Dominant values of work invested in forward-protocol trials. Small values $W$ of work dominate the nonequilibrium work relation (17). An amount $W$ of invested work is called $W^{\varepsilon }$-dominant if it lies below or on the threshold $W^{\varepsilon }$ chosen by the experimenter: $W\le W^{\varepsilon }$. The probability that any particular forward trial will require a $W^{\varepsilon }$-dominant amount of work is $1-\varepsilon ={\int }_{-\infty }^{W^{\varepsilon }}dW{P}_{\mathrm{fwd}}\left(W\right)$. This probability equals the area under the distribution's left-hand tail.

Figure 3

Probability densities and numerical data for a weakly interacting dilute gas. We considered a gas undergoing compression (a forward protocol) and expansion (a reverse protocol). The probability per unit energy that any particular trial will involve an amount $W$ of work [Eq. (33)] was calculated in [15]. The short, right-hand, brown curve represents $P_{\mathrm{fwd}}\left(W\right)$. The tall, left-hand, dark-blue curve represents $P_{\mathrm{rev}}(-W)$. By sampling work values from these distributions, we effectively simulated each protocol ${10}^5$ times. The cyan bars (under the left-hand curve) depict the data gathered from the forward-protocol samples. The orange bars (under the right-hand curve) depict the data from the reverse-protocol samples.

Figure 4

Three number-of-required-trial measures. The abscissa shows possible choices of the threshold $w^{\delta }$ for $w^{\delta }$-dominant work values. The blue (gently sloping) curve, calculated from ${10}^5$ forward-trial samples, represents the bound on the number $N_{\delta }$ of reverse trials expected to be performed before any trial outputs a $w^{\delta }$-dominant amount $W\ge w^{\delta }$ of work (Theorem t2). The red (staggered) curve, calculated from ${10}^5$ reverse-trial samples, depicts the actual number $N_{\mathrm{true}}$ of trials performed before $W\ge w^{\delta }$ is extracted. The green curve (flat, nearly coincident with the abscissa) was calculated from forward-trial samples. This green curve represents relation (6): an estimate $N_{\mathrm{est}}$ of the number of trials required to extract a dominant amount of work, wherein the meaning of “dominant” is unspecified.

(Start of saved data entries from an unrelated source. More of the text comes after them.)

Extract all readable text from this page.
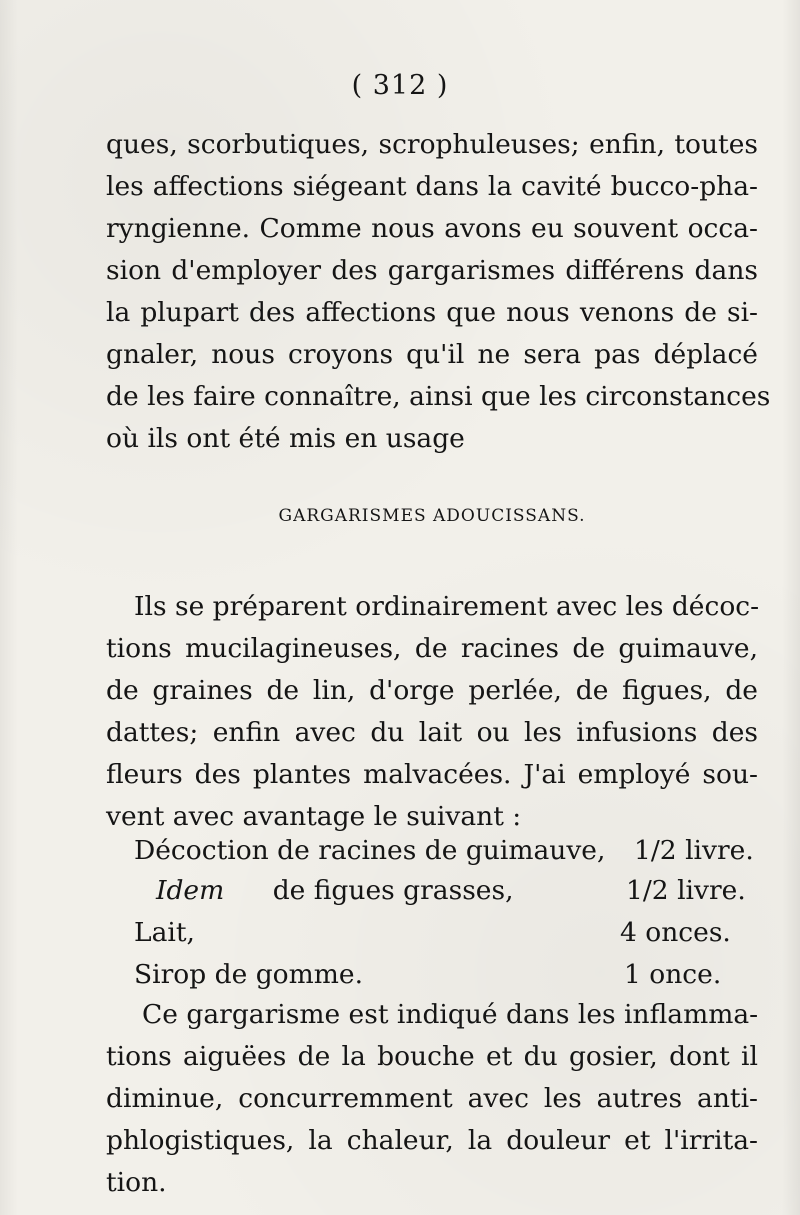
( 312 )
ques, scorbutiques, scrophuleuses; enfin, toutes
les affections siégeant dans la cavité bucco-pha-
ryngienne. Comme nous avons eu souvent occa-
sion d'employer des gargarismes différens dans
la plupart des affections que nous venons de si-
gnaler, nous croyons qu'il ne sera pas déplacé
de les faire connaître, ainsi que les circonstances
où ils ont été mis en usage
GARGARISMES ADOUCISSANS.
Ils se préparent ordinairement avec les décoc-
tions mucilagineuses, de racines de guimauve,
de graines de lin, d'orge perlée, de figues, de
dattes; enfin avec du lait ou les infusions des
fleurs des plantes malvacées. J'ai employé sou-
vent avec avantage le suivant :
Décoction de racines de guimauve, 1/2 livre.
Idem de figues grasses,	1/2 livre.
Lait,	4 onces.
Sirop de gomme.	1 once.
Ce gargarisme est indiqué dans les inflamma-
tions aiguëes de la bouche et du gosier, dont il
diminue, concurremment avec les autres anti-
phlogistiques, la chaleur, la douleur et l'irrita-
tion.
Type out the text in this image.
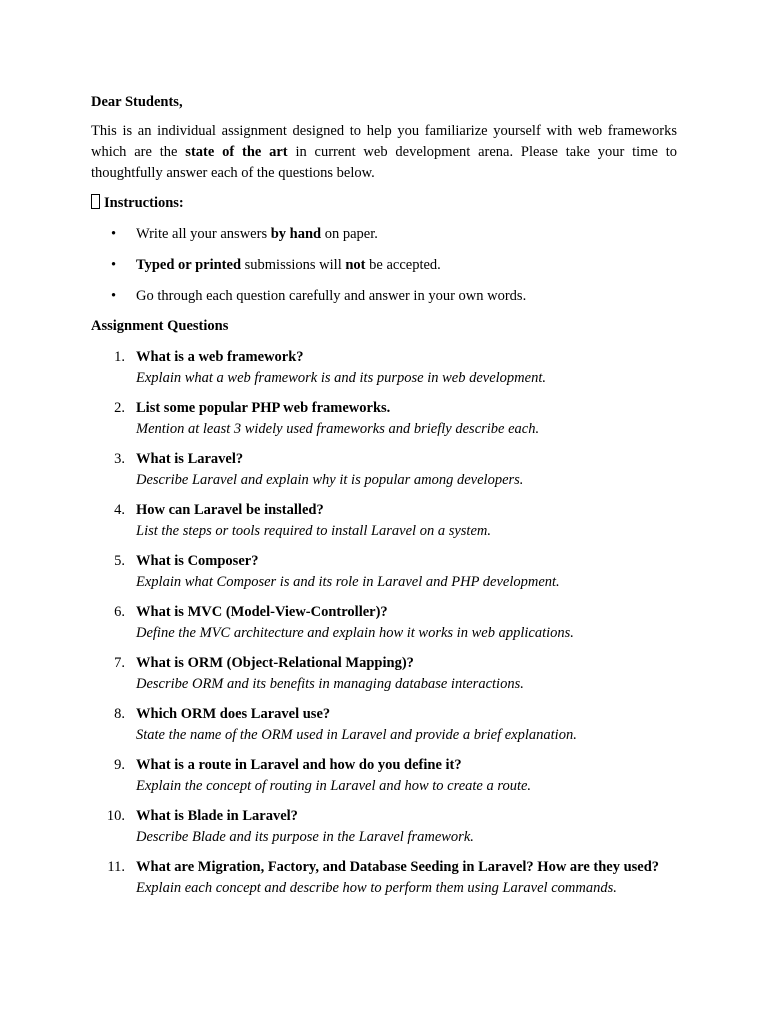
Dear Students,

This is an individual assignment designed to help you familiarize yourself with web frameworks which are the state of the art in current web development arena. Please take your time to thoughtfully answer each of the questions below.

Instructions:

• Write all your answers by hand on paper.
• Typed or printed submissions will not be accepted.
• Go through each question carefully and answer in your own words.

Assignment Questions

1. What is a web framework?
Explain what a web framework is and its purpose in web development.
2. List some popular PHP web frameworks.
Mention at least 3 widely used frameworks and briefly describe each.
3. What is Laravel?
Describe Laravel and explain why it is popular among developers.
4. How can Laravel be installed?
List the steps or tools required to install Laravel on a system.
5. What is Composer?
Explain what Composer is and its role in Laravel and PHP development.
6. What is MVC (Model-View-Controller)?
Define the MVC architecture and explain how it works in web applications.
7. What is ORM (Object-Relational Mapping)?
Describe ORM and its benefits in managing database interactions.
8. Which ORM does Laravel use?
State the name of the ORM used in Laravel and provide a brief explanation.
9. What is a route in Laravel and how do you define it?
Explain the concept of routing in Laravel and how to create a route.
10. What is Blade in Laravel?
Describe Blade and its purpose in the Laravel framework.
11. What are Migration, Factory, and Database Seeding in Laravel? How are they used?
Explain each concept and describe how to perform them using Laravel commands.
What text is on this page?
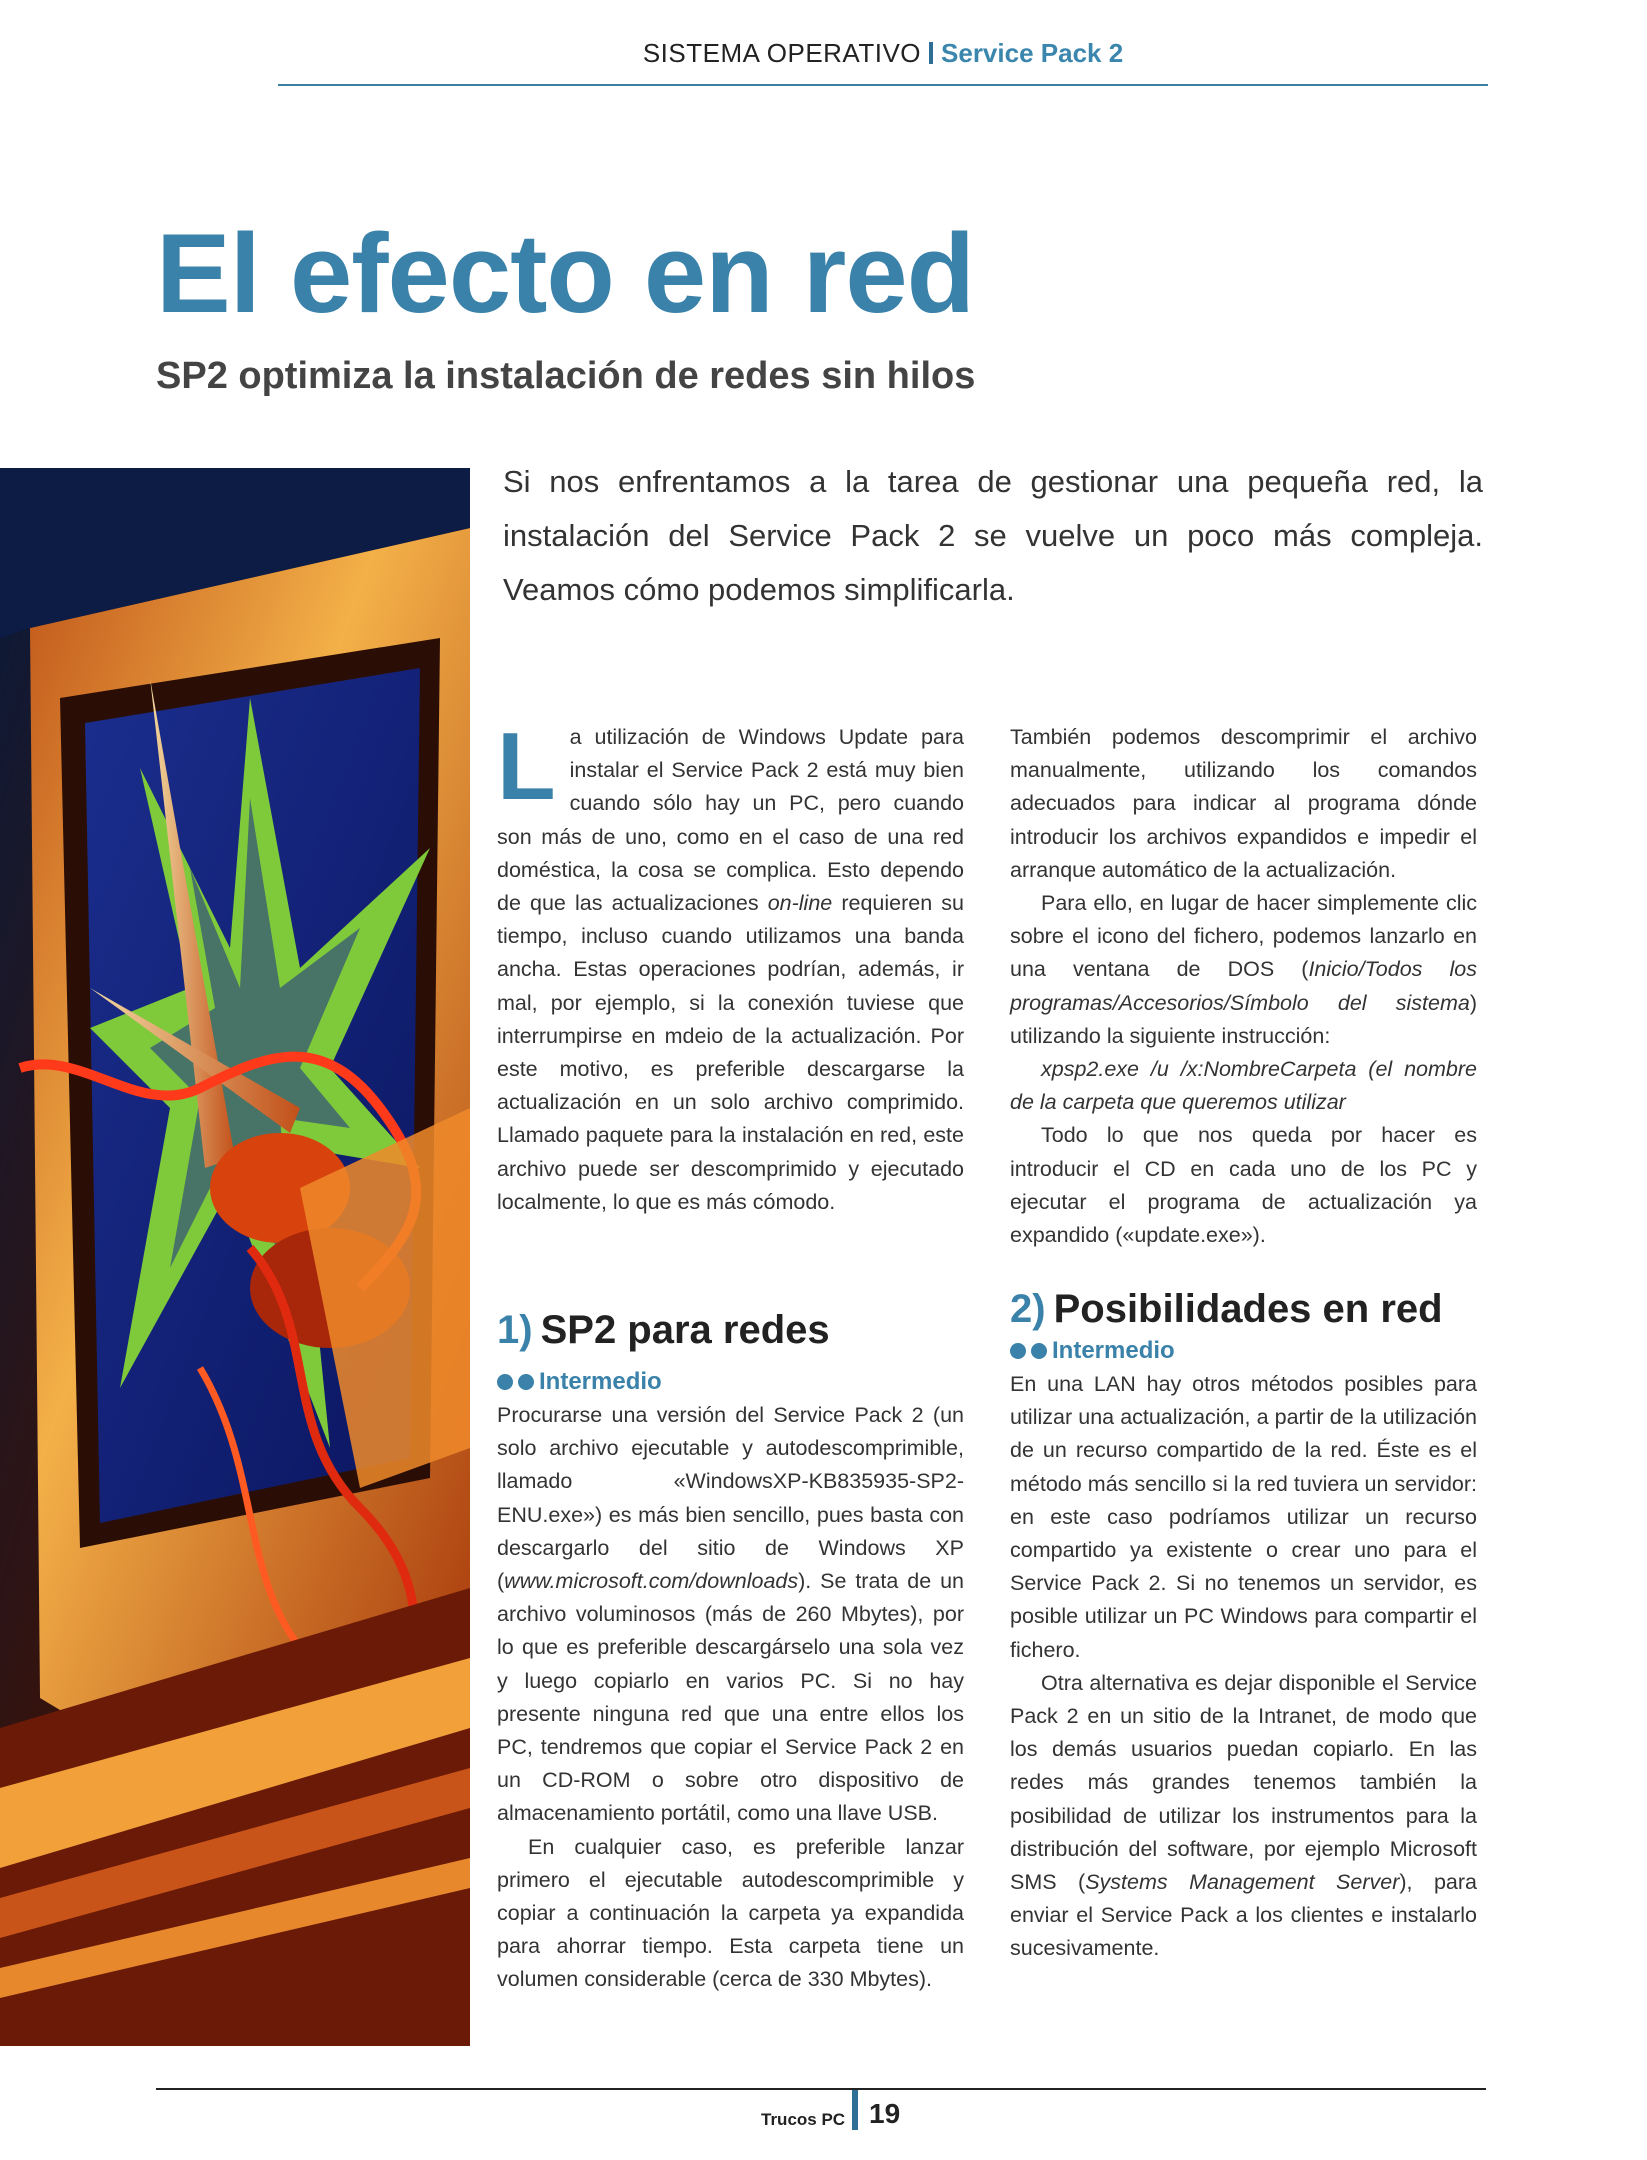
SISTEMA OPERATIVO Service Pack 2
El efecto en red
SP2 optimiza la instalación de redes sin hilos

Si nos enfrentamos a la tarea de gestionar una pequeña red, la instalación del Service Pack 2 se vuelve un poco más compleja. Veamos cómo podemos simplificarla.

La utilización de Windows Update para instalar el Service Pack 2 está muy bien cuando sólo hay un PC, pero cuando son más de uno, como en el caso de una red doméstica, la cosa se complica. Esto dependo de que las actualizaciones on-line requieren su tiempo, incluso cuando utilizamos una banda ancha. Estas operaciones podrían, además, ir mal, por ejemplo, si la conexión tuviese que interrumpirse en mdeio de la actualización. Por este motivo, es preferible descargarse la actualización en un solo archivo comprimido. Llamado paquete para la instalación en red, este archivo puede ser descomprimido y ejecutado localmente, lo que es más cómodo.

También podemos descomprimir el archivo manualmente, utilizando los comandos adecuados para indicar al programa dónde introducir los archivos expandidos e impedir el arranque automático de la actualización.

Para ello, en lugar de hacer simplemente clic sobre el icono del fichero, podemos lanzarlo en una ventana de DOS (Inicio/Todos los programas/Accesorios/Símbolo del sistema) utilizando la siguiente instrucción:

xpsp2.exe /u /x:NombreCarpeta (el nombre de la carpeta que queremos utilizar

Todo lo que nos queda por hacer es introducir el CD en cada uno de los PC y ejecutar el programa de actualización ya expandido («update.exe»).

1) SP2 para redes

Intermedio

Procurarse una versión del Service Pack 2 (un solo archivo ejecutable y autodescomprimible, llamado «WindowsXP-KB835935-SP2-ENU.exe») es más bien sencillo, pues basta con descargarlo del sitio de Windows XP (www.microsoft.com/downloads). Se trata de un archivo voluminosos (más de 260 Mbytes), por lo que es preferible descargárselo una sola vez y luego copiarlo en varios PC. Si no hay presente ninguna red que una entre ellos los PC, tendremos que copiar el Service Pack 2 en un CD-ROM o sobre otro dispositivo de almacenamiento portátil, como una llave USB.

En cualquier caso, es preferible lanzar primero el ejecutable autodescomprimible y copiar a continuación la carpeta ya expandida para ahorrar tiempo. Esta carpeta tiene un volumen considerable (cerca de 330 Mbytes).

2) Posibilidades en red

Intermedio

En una LAN hay otros métodos posibles para utilizar una actualización, a partir de la utilización de un recurso compartido de la red. Éste es el método más sencillo si la red tuviera un servidor: en este caso podríamos utilizar un recurso compartido ya existente o crear uno para el Service Pack 2. Si no tenemos un servidor, es posible utilizar un PC Windows para compartir el fichero.

Otra alternativa es dejar disponible el Service Pack 2 en un sitio de la Intranet, de modo que los demás usuarios puedan copiarlo. En las redes más grandes tenemos también la posibilidad de utilizar los instrumentos para la distribución del software, por ejemplo Microsoft SMS (Systems Management Server), para enviar el Service Pack a los clientes e instalarlo sucesivamente.

Trucos PC 19
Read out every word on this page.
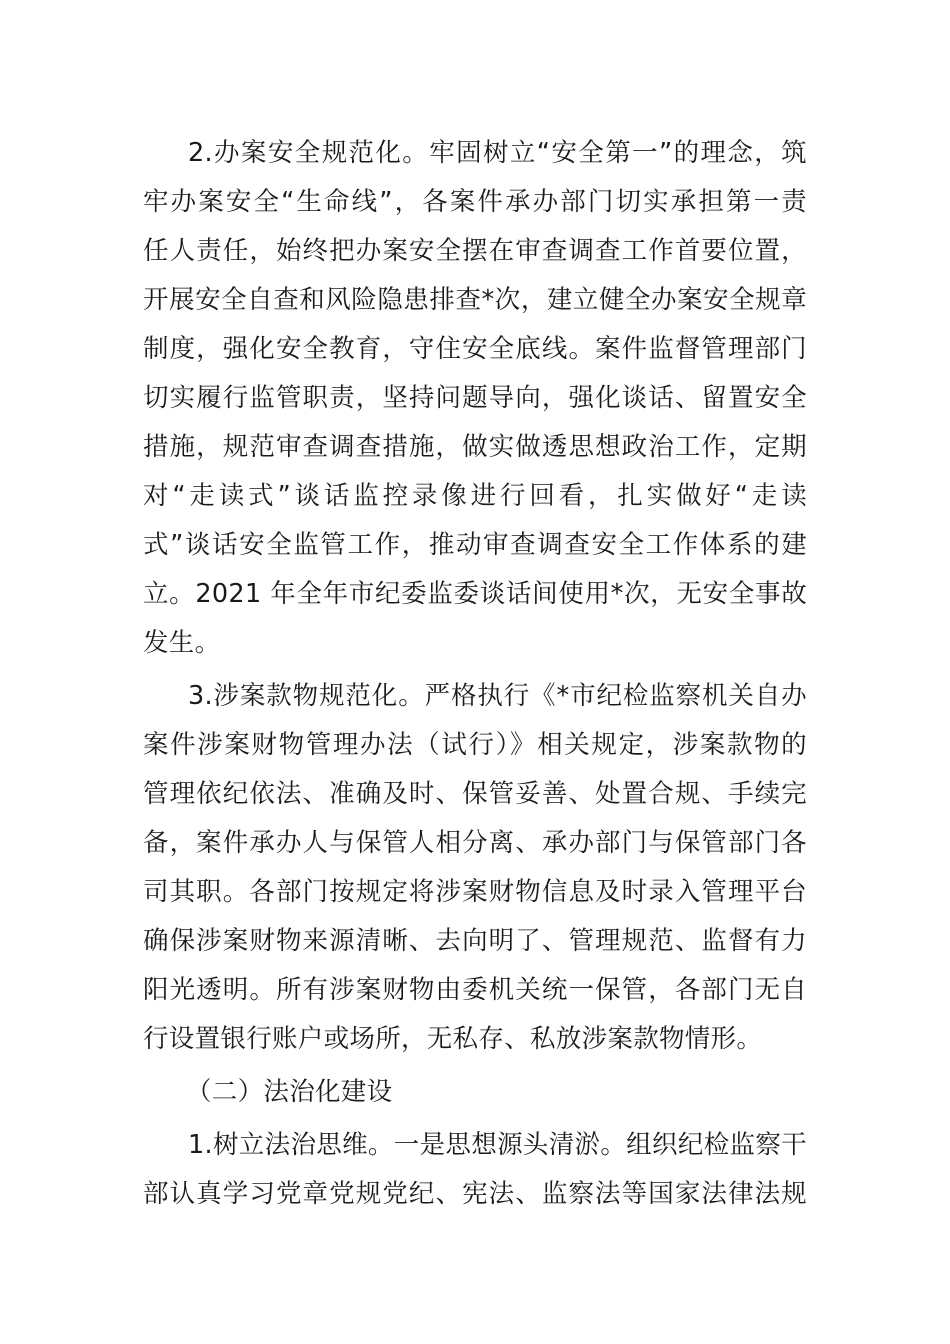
2.办案安全规范化。牢固树立“安全第一”的理念，筑
牢办案安全“生命线”，各案件承办部门切实承担第一责
任人责任，始终把办案安全摆在审查调查工作首要位置，
开展安全自查和风险隐患排查*次，建立健全办案安全规章
制度，强化安全教育，守住安全底线。案件监督管理部门
切实履行监管职责，坚持问题导向，强化谈话、留置安全
措施，规范审查调查措施，做实做透思想政治工作，定期
对“走读式”谈话监控录像进行回看，扎实做好“走读
式”谈话安全监管工作，推动审查调查安全工作体系的建
立。2021 年全年市纪委监委谈话间使用*次，无安全事故
发生。
3.涉案款物规范化。严格执行《*市纪检监察机关自办
案件涉案财物管理办法（试行）》相关规定，涉案款物的
管理依纪依法、准确及时、保管妥善、处置合规、手续完
备，案件承办人与保管人相分离、承办部门与保管部门各
司其职。各部门按规定将涉案财物信息及时录入管理平台
确保涉案财物来源清晰、去向明了、管理规范、监督有力
阳光透明。所有涉案财物由委机关统一保管，各部门无自
行设置银行账户或场所，无私存、私放涉案款物情形。
（二）法治化建设
1.树立法治思维。一是思想源头清淤。组织纪检监察干
部认真学习党章党规党纪、宪法、监察法等国家法律法规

The blue (gently sloping) curve follows the red (staggered) curve's shape more faithfully than the green (flat) does, illustrating the precision of Theorem t2. As expected, the blue (gently sloping) curve lower bounds the red (staggered) at most $w^{\delta }$ values.

Figure 5

Three number-of-required-trial measures at low threshold work values $w^{\delta }$. At most threshold values $w^{\delta }$, the $N_{\delta }$ bound (blue, gently sloping) lower bounds the actual number $N_{\mathrm{true}}$ (red, staggered) of reverse trials performed before any trial outputs a $w^{\delta }$-dominant amount $W\ge w^{\delta }$ of work. At low $w^{\delta }$ values, the red curve zigzags across the blue (gently sloping). This zigzagging stems from the technical definition of $N_{\delta }$.